How Many Tables（并查集）

How Many Tables

Time Limit: 2000/1000 MS (Java/Others)    Memory Limit: 65536/32768 K (Java/Others)
Total Submission(s): 9425    Accepted Submission(s): 4658

Problem Description

Today is Ignatius' birthday. He invites a lot of friends. Now it's dinner time. Ignatius wants to know how many tables he needs at least. You have to notice that not all the friends know each other, and all the friends do not want to stay with strangers.

One important rule for this problem is that if I tell you A knows B, and B knows C, that means A, B, C know each other, so they can stay in one table.

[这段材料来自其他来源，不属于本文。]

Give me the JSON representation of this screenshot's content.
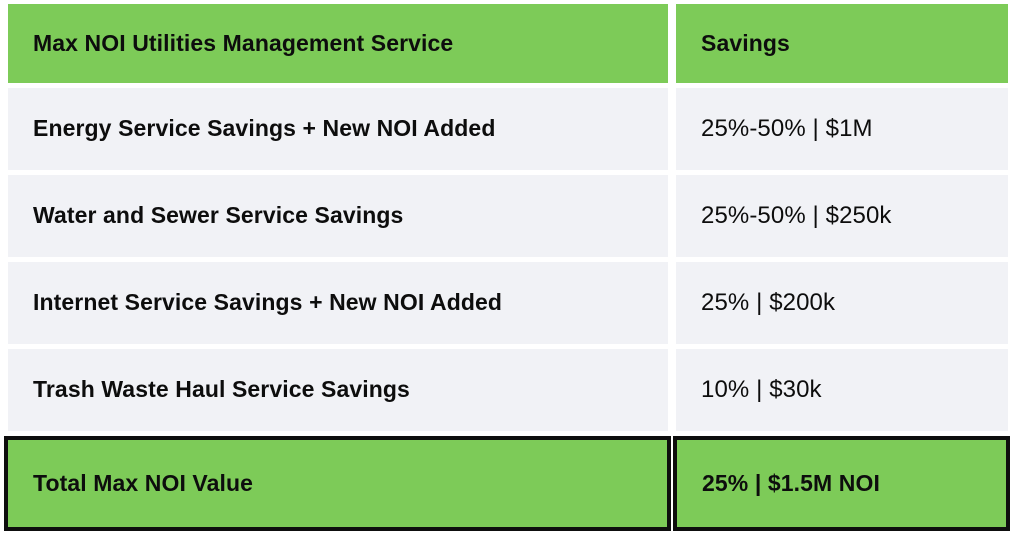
{
  "chart_data": {
    "type": "table",
    "title": "Max NOI Utilities Management Service",
    "columns": [
      "Max NOI Utilities Management Service",
      "Savings"
    ],
    "rows": [
      [
        "Energy Service Savings + New NOI Added",
        "25%-50% | $1M"
      ],
      [
        "Water and Sewer Service Savings",
        "25%-50% | $250k"
      ],
      [
        "Internet Service Savings + New NOI Added",
        "25% | $200k"
      ],
      [
        "Trash Waste Haul Service Savings",
        "10% | $30k"
      ]
    ],
    "total_row": [
      "Total Max NOI Value",
      "25% | $1.5M NOI"
    ],
    "layout_hints": {
      "header_style": "green-fill-bold",
      "total_row_style": "green-fill-bold-black-border",
      "body_row_style": "light-gray-fill",
      "grid": "white gaps between cells, no inner borders on body rows"
    }
  },
  "colors": {
    "green": "#7dcb58",
    "row_bg": "#f1f2f6",
    "text": "#0d0d0d",
    "border": "#0e0e0e",
    "background": "#ffffff"
  }
}
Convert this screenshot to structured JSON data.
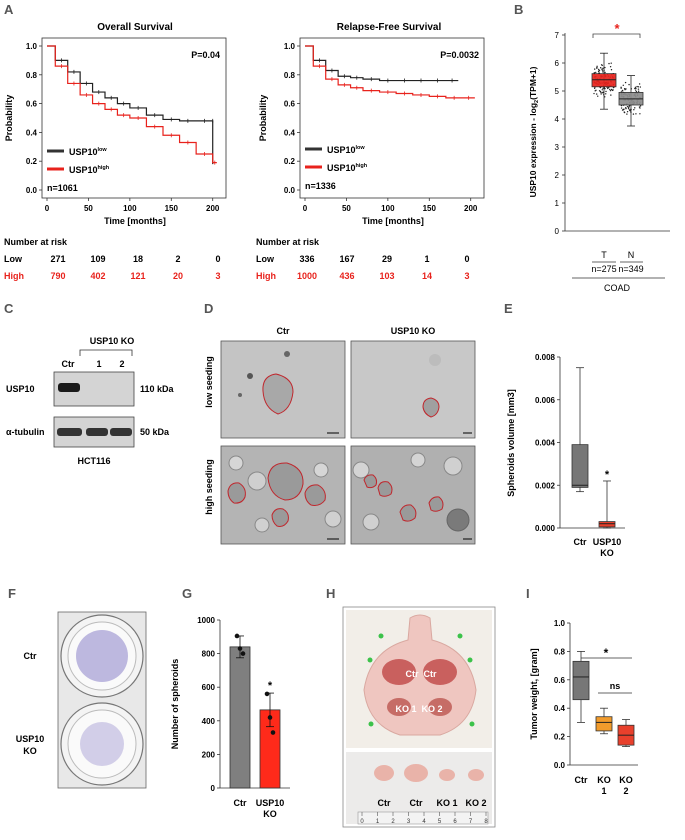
{
  "panels": {
    "a": {
      "label": "A",
      "os": {
        "title": "Overall Survival",
        "p": "P=0.04",
        "ylabel": "Probability",
        "xlabel": "Time [months]",
        "yticks": [
          "1.0",
          "0.8",
          "0.6",
          "0.4",
          "0.2",
          "0.0"
        ],
        "xticks": [
          "0",
          "50",
          "100",
          "150",
          "200"
        ],
        "legend_low": "USP10",
        "legend_low_sup": "low",
        "legend_high": "USP10",
        "legend_high_sup": "high",
        "n": "n=1061",
        "risk_title": "Number at risk",
        "risk_low_label": "Low",
        "risk_high_label": "High",
        "risk_low": [
          "271",
          "109",
          "18",
          "2",
          "0"
        ],
        "risk_high": [
          "790",
          "402",
          "121",
          "20",
          "3"
        ]
      },
      "rfs": {
        "title": "Relapse-Free Survival",
        "p": "P=0.0032",
        "ylabel": "Probability",
        "xlabel": "Time [months]",
        "yticks": [
          "1.0",
          "0.8",
          "0.6",
          "0.4",
          "0.2",
          "0.0"
        ],
        "xticks": [
          "0",
          "50",
          "100",
          "150",
          "200"
        ],
        "legend_low": "USP10",
        "legend_low_sup": "low",
        "legend_high": "USP10",
        "legend_high_sup": "high",
        "n": "n=1336",
        "risk_title": "Number at risk",
        "risk_low_label": "Low",
        "risk_high_label": "High",
        "risk_low": [
          "336",
          "167",
          "29",
          "1",
          "0"
        ],
        "risk_high": [
          "1000",
          "436",
          "103",
          "14",
          "3"
        ]
      }
    },
    "b": {
      "label": "B",
      "ylabel": "USP10 expression - log",
      "ylabel_sub": "2",
      "ylabel_end": "(TPM+1)",
      "yticks": [
        "7",
        "6",
        "5",
        "4",
        "3",
        "2",
        "1",
        "0"
      ],
      "t_label": "T",
      "n_label": "N",
      "t_n": "n=275",
      "n_n": "n=349",
      "xlabel": "COAD",
      "sig": "*"
    },
    "c": {
      "label": "C",
      "group": "USP10 KO",
      "lanes": [
        "Ctr",
        "1",
        "2"
      ],
      "rows": [
        "USP10",
        "α-tubulin"
      ],
      "kda": [
        "110 kDa",
        "50 kDa"
      ],
      "cell_line": "HCT116"
    },
    "d": {
      "label": "D",
      "cols": [
        "Ctr",
        "USP10 KO"
      ],
      "rows": [
        "low seeding",
        "high seeding"
      ]
    },
    "e": {
      "label": "E",
      "ylabel": "Spheroids volume [mm3]",
      "yticks": [
        "0.008",
        "0.006",
        "0.004",
        "0.002",
        "0.000"
      ],
      "x1": "Ctr",
      "x2a": "USP10",
      "x2b": "KO",
      "sig": "*"
    },
    "f": {
      "label": "F",
      "row1": "Ctr",
      "row2a": "USP10",
      "row2b": "KO"
    },
    "g": {
      "label": "G",
      "ylabel": "Number of spheroids",
      "yticks": [
        "1000",
        "800",
        "600",
        "400",
        "200",
        "0"
      ],
      "x1": "Ctr",
      "x2a": "USP10",
      "x2b": "KO",
      "sig": "*"
    },
    "h": {
      "label": "H",
      "mouse_labels": [
        "Ctr",
        "Ctr",
        "KO 1",
        "KO 2"
      ],
      "tumor_labels": [
        "Ctr",
        "Ctr",
        "KO 1",
        "KO 2"
      ],
      "ruler": [
        "0",
        "1",
        "2",
        "3",
        "4",
        "5",
        "6",
        "7",
        "8"
      ]
    },
    "i": {
      "label": "I",
      "ylabel": "Tumor weight, [gram]",
      "yticks": [
        "1.0",
        "0.8",
        "0.6",
        "0.4",
        "0.2",
        "0.0"
      ],
      "x1": "Ctr",
      "x2a": "KO",
      "x2b": "1",
      "x3a": "KO",
      "x3b": "2",
      "sig": "*",
      "ns": "ns"
    }
  },
  "chart_data": [
    {
      "type": "line",
      "title": "Overall Survival",
      "xlabel": "Time [months]",
      "ylabel": "Probability",
      "xlim": [
        0,
        210
      ],
      "ylim": [
        0,
        1
      ],
      "series": [
        {
          "name": "USP10 low",
          "color": "#222222",
          "x": [
            0,
            10,
            25,
            40,
            55,
            70,
            85,
            100,
            120,
            140,
            160,
            180,
            200,
            200
          ],
          "y": [
            1.0,
            0.9,
            0.82,
            0.74,
            0.68,
            0.64,
            0.6,
            0.57,
            0.52,
            0.49,
            0.48,
            0.48,
            0.48,
            0.18
          ]
        },
        {
          "name": "USP10 high",
          "color": "#e8221c",
          "x": [
            0,
            10,
            25,
            40,
            55,
            70,
            85,
            100,
            120,
            140,
            160,
            180,
            200,
            205
          ],
          "y": [
            1.0,
            0.86,
            0.74,
            0.66,
            0.6,
            0.56,
            0.52,
            0.5,
            0.44,
            0.38,
            0.33,
            0.25,
            0.19,
            0.19
          ]
        }
      ]
    },
    {
      "type": "line",
      "title": "Relapse-Free Survival",
      "xlabel": "Time [months]",
      "ylabel": "Probability",
      "xlim": [
        0,
        210
      ],
      "ylim": [
        0,
        1
      ],
      "series": [
        {
          "name": "USP10 low",
          "color": "#222222",
          "x": [
            0,
            10,
            25,
            40,
            55,
            70,
            90,
            110,
            130,
            150,
            170,
            185
          ],
          "y": [
            1.0,
            0.9,
            0.83,
            0.79,
            0.78,
            0.77,
            0.76,
            0.76,
            0.76,
            0.76,
            0.76,
            0.76
          ]
        },
        {
          "name": "USP10 high",
          "color": "#e8221c",
          "x": [
            0,
            10,
            25,
            40,
            55,
            70,
            90,
            110,
            130,
            150,
            170,
            190,
            205
          ],
          "y": [
            1.0,
            0.86,
            0.77,
            0.73,
            0.71,
            0.69,
            0.68,
            0.67,
            0.66,
            0.65,
            0.64,
            0.64,
            0.64
          ]
        }
      ]
    },
    {
      "type": "box",
      "title": "USP10 expression COAD",
      "ylabel": "USP10 expression - log2(TPM+1)",
      "ylim": [
        0,
        7
      ],
      "series": [
        {
          "name": "T",
          "color": "#e8221c",
          "min": 4.35,
          "q1": 5.15,
          "median": 5.4,
          "q3": 5.62,
          "max": 6.35
        },
        {
          "name": "N",
          "color": "#8d8d8d",
          "min": 3.75,
          "q1": 4.5,
          "median": 4.72,
          "q3": 4.95,
          "max": 5.55
        }
      ]
    },
    {
      "type": "box",
      "title": "Spheroids volume",
      "ylabel": "Spheroids volume [mm3]",
      "ylim": [
        0,
        0.008
      ],
      "series": [
        {
          "name": "Ctr",
          "color": "#777777",
          "min": 0.0017,
          "q1": 0.0019,
          "median": 0.002,
          "q3": 0.0039,
          "max": 0.0075
        },
        {
          "name": "USP10 KO",
          "color": "#e8402c",
          "min": 0.0,
          "q1": 5e-05,
          "median": 0.0002,
          "q3": 0.0003,
          "max": 0.0022
        }
      ]
    },
    {
      "type": "bar",
      "title": "Number of spheroids",
      "ylabel": "Number of spheroids",
      "ylim": [
        0,
        1000
      ],
      "categories": [
        "Ctr",
        "USP10 KO"
      ],
      "values": [
        840,
        465
      ],
      "errors": [
        65,
        100
      ],
      "colors": [
        "#7f7f7f",
        "#ff2a1a"
      ],
      "points": [
        [
          905,
          830,
          800
        ],
        [
          560,
          420,
          330
        ]
      ]
    },
    {
      "type": "box",
      "title": "Tumor weight",
      "ylabel": "Tumor weight, [gram]",
      "ylim": [
        0,
        1.0
      ],
      "series": [
        {
          "name": "Ctr",
          "color": "#777777",
          "min": 0.3,
          "q1": 0.46,
          "median": 0.62,
          "q3": 0.73,
          "max": 0.8
        },
        {
          "name": "KO 1",
          "color": "#f19b2c",
          "min": 0.22,
          "q1": 0.24,
          "median": 0.3,
          "q3": 0.34,
          "max": 0.4
        },
        {
          "name": "KO 2",
          "color": "#e8402c",
          "min": 0.13,
          "q1": 0.14,
          "median": 0.21,
          "q3": 0.28,
          "max": 0.32
        }
      ]
    }
  ]
}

For example: If I tell you A knows B, B knows C, and D knows E, so A, B, C can stay in one table, and D, E have to stay in the other one. So Ignatius needs 2 tables at least.

 

 

Input

The input starts with an integer T(1<=T<=25) which indicate the number of test cases. Then T test cases follow. Each test case starts with two integers N and M(1<=N,M<=1000). N indicates the number of friends, the friends are marked from 1 to N. Then M lines follow. Each line consists of two integers A and B(A!=B), that means friend A and friend B know each other. There will be a blank line between two cases.

 

 

Output

For each test case, just output how many tables Ignatius needs at least. Do NOT print any blanks.

 

 

Sample Input

2

5 3

1 2

2 3

4 5

 

5 1

2 5

 

 

Sample Output

2

4

   题意：

   有T（1到25）个Case，每个Case首先有N个人（1到1000）和M（1到1000）对朋友关系，如果a和b是朋友，b和c是朋友，那么a和c也算是朋友。规定同是朋友的可以坐在同一桌台上，不是朋友的则不能，问最少需要有多少张台。

   思路：

   并查集基础题。先把每个人都分别算为一个独立的集合，然后再根据给出的朋友关系合并到同一个集合中，最后算一共有几个集合即可。

AC：

#include<stdio.h>
#include<string.h>
int main()
{
	int t;
	int set[1005];
//代表每个人属于哪个集合
	scanf("%d",&t);
	while(t--)
	{
		int n,m;
		int sum=0;
		scanf("%d%d",&n,&m);
		memset(set,0,sizeof(set));
		for(int i=1;i<=n;i++)
		   set[i]=i;
//每个人独立为一个集合
		while(m--)
		{
			int a,b;
			int x,y;
			scanf("%d%d",&a,&b);
			x=set[a];
			y=set[b];
			if(x==y) continue;
//如果属于同一个集合则不需合并
			if(x>y)	 
			{
			 for(int j=1;j<=n;j++)
			  if(set[j]==x)  set[j]=y;
		        }
			if(x<y)  
			{
			 for(int j=1;j<=n;j++)
			  if(set[j]==y)  set[j]=x;
			}
//如果不属于同一个集合则合并，将处于集合更大的序数合并到小的序号中
		}
		for(int i=1;i<=n;i++)
		 if(set[i]==i) sum++;
//每个集合都以小序号的名字命名
//所以当集合名与本身序数一样，说明为一个新的集合
		printf("%d\n",sum);
	}
	return 0;
}

小改进:

#include<stdio.h>
#include<string.h>
int main()
{
	int t;
	int set[1005];
	scanf("%d",&t);
	while(t--)
	{
		int n,m,sum;
		scanf("%d%d",&n,&m);
		memset(set,0,sizeof(set));
		for(int i=1;i<=n;i++)
		  set[i]=i;
		sum=0;
		while(m--)
		{
			int a,b;
			int min,max,temp;
			scanf("%d%d",&a,&b);
			min=set[a];
			max=set[b];
			if(min==max) continue;
//主要是这段
			if(min>max)
			{
				temp=min;
				min=max;
				max=temp;
			}
			for(int i=1;i<=n;i++)
			  if(set[i]==max) set[i]=min;
//合并不是同一集合的元素
		}
		for(int i=1;i<=n;i++)
		 if(set[i]==i) sum++;
		printf("%d\n",sum);
	}
	return 0;
}

总结：

   一开始还以为有多难，原理不难懂，关键是敲代码。敲得太少，加上畏难心理，拖延浪费了不少时间。